Invitation au voyage

Lalibela, Amhara, Ethiopie

Situé à plus de 2600m d’altitude, ce village vaut le détour pour ses églises monolithiques creusées à même le sol dans du tuf. Cité religieuse construite à partir du XIIIème siècle, elle est le Jérusalem des chrétiens orthodoxes d’Ethiopie, avec pour renforcer la ressemblance, un torrent qui sépare les 2 zones Nord et Sud au nom biblique de Jourdain ! Les architectures sont très étonnantes, particulièrement de l’extérieur car les intérieurs sont plus classiques et moins percutants que ceux des églises du Gheralta. Autour et dedans, des dizaines de prêtres et autres religieux ou pèlerins qui récitent sans cesse, du lever au coucher du soleil, à voix basse seul dans un coin ou face à un mur, à haute voix à plusieurs en coeur dans les cours intérieures, la bible écrit en guèze et rien que la bible. Si les constructions sont assez difficile à saisir dans l’objectif, les visages et attitudes des récitants, imperturbables dans leurs prières, offrent des clichés hauts en couleur. Autour, la ville de Lalibela est un peu sans dessus dessous, les gens vivant comme ils peuvent, avec ce qu’ils peuvent.


Carte d’Accès

La route pour rejoindre Lalibela est plutôt longue et en mauvais état, d’où que l’on vienne. Dans notre cas, il nous a fallu presque 11h de mini-bus pour faire les 350km de Mekele à Lalibela. Le mieux est peut-être de s’y rendre en avion depuis Addis Abeba. L’aéroport se trouve à 20 minutes environ de la ville en voiture.


À voir, à faire

Les églises
Il faut dans un 1er temps en arrivant, se rendre à l’office du Tourisme qui se trouve à l’entrée de la zone Nord des églises. On paye alors un passe de 50$ à ce jour pour entrer partout. C’est le sésame obligatoire pour être tranquille.
Les églises peuvent se visiter dans n’importe quel ordre, en préférant le matin ou le soir pour les belles lumières extérieures. À noter que, pour des raisons de protections su site, les 2 zones Nord et Sud sont couvertes de grands toits assez inesthétiques montés sur d’énormes piliers de féraille. Ça complique un peu les photos d’ensemble, le défi étant de prendre des clichés sans que cela n’apparaissent. Pas facile. Restent les hommes, les femmes, les visages sculptés, les intérieurs feutrés, les regards, les couleurs, les ambiances…

Le village
En se baladant au tour du site et dans le village, on rencontre cette fois des gens normaux qui vivent leur vie avec les moyens du bord. On ne peut pas dire où va l’argent du tourisme mais il ne semble pas revenir à la population.. Quelques rencontres avec une femme et son bébé dans jolie maison ronde et des jeunes musiciens qui passaient par là.


Galerie de photos

2 Responses to “Lalibela, Amhara, Ethiopie”
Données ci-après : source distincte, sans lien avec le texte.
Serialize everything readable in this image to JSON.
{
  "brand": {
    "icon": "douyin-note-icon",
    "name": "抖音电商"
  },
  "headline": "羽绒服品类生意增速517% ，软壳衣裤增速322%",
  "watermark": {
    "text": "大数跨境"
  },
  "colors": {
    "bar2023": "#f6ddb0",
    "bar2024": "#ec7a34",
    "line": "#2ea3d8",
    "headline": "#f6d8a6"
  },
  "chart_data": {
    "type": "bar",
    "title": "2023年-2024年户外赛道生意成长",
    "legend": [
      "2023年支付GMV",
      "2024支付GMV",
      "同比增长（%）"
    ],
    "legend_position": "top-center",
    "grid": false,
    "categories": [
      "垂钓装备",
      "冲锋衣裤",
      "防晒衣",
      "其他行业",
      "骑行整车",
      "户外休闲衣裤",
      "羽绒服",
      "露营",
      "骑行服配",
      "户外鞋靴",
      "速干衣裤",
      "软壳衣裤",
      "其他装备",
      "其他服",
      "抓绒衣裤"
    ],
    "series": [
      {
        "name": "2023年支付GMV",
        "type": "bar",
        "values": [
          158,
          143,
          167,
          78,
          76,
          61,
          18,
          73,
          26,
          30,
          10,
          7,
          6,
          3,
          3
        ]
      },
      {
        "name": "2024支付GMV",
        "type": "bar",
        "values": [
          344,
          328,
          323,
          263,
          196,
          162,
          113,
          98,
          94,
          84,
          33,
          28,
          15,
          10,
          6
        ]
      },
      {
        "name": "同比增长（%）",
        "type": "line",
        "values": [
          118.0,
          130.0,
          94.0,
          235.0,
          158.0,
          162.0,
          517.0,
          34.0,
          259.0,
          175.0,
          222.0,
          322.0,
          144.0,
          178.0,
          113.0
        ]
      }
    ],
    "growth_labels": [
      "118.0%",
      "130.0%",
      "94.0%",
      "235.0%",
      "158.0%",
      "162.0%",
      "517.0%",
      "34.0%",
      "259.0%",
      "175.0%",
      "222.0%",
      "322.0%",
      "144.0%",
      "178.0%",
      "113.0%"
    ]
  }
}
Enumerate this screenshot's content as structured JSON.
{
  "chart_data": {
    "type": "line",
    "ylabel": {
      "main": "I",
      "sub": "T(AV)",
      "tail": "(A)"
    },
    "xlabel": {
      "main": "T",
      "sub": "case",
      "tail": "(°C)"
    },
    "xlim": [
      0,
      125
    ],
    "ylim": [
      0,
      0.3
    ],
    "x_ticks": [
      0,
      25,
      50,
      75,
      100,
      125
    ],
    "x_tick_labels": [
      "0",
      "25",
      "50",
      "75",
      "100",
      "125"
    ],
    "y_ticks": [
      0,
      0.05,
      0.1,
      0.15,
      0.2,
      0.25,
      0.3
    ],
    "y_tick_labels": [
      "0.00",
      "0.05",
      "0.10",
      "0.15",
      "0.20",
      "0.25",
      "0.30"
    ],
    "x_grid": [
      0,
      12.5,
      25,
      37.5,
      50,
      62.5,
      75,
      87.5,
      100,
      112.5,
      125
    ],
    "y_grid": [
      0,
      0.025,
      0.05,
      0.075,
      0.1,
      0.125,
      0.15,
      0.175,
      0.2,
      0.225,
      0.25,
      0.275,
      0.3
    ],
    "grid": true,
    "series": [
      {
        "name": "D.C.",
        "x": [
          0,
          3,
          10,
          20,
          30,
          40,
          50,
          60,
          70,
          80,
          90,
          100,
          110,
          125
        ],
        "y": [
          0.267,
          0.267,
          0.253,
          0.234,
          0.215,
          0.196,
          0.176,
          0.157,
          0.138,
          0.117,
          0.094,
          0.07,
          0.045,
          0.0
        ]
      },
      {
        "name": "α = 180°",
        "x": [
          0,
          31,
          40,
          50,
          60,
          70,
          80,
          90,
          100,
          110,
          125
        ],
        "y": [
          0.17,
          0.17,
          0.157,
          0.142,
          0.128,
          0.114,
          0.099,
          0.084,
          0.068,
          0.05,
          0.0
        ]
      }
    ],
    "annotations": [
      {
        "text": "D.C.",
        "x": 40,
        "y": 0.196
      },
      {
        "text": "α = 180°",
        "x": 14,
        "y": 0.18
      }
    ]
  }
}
  1. Nathalie van de Vrede

    Superbe ! Qu’en est il de la sécurité ? voyager avec des enfants ? ce pays me fait rêver !

    Répondre
    • arcodep

      Bonjour !
      Oui pays à découvrir ! Les gens sont très accueillants et les conditions de voyage tout à fait sûres, de ce que j’en ai vu en tout cas. Excepté peut-être le Danakil, dans une région plus tendue, où c’est probablement plus confortable d’être accompagnés.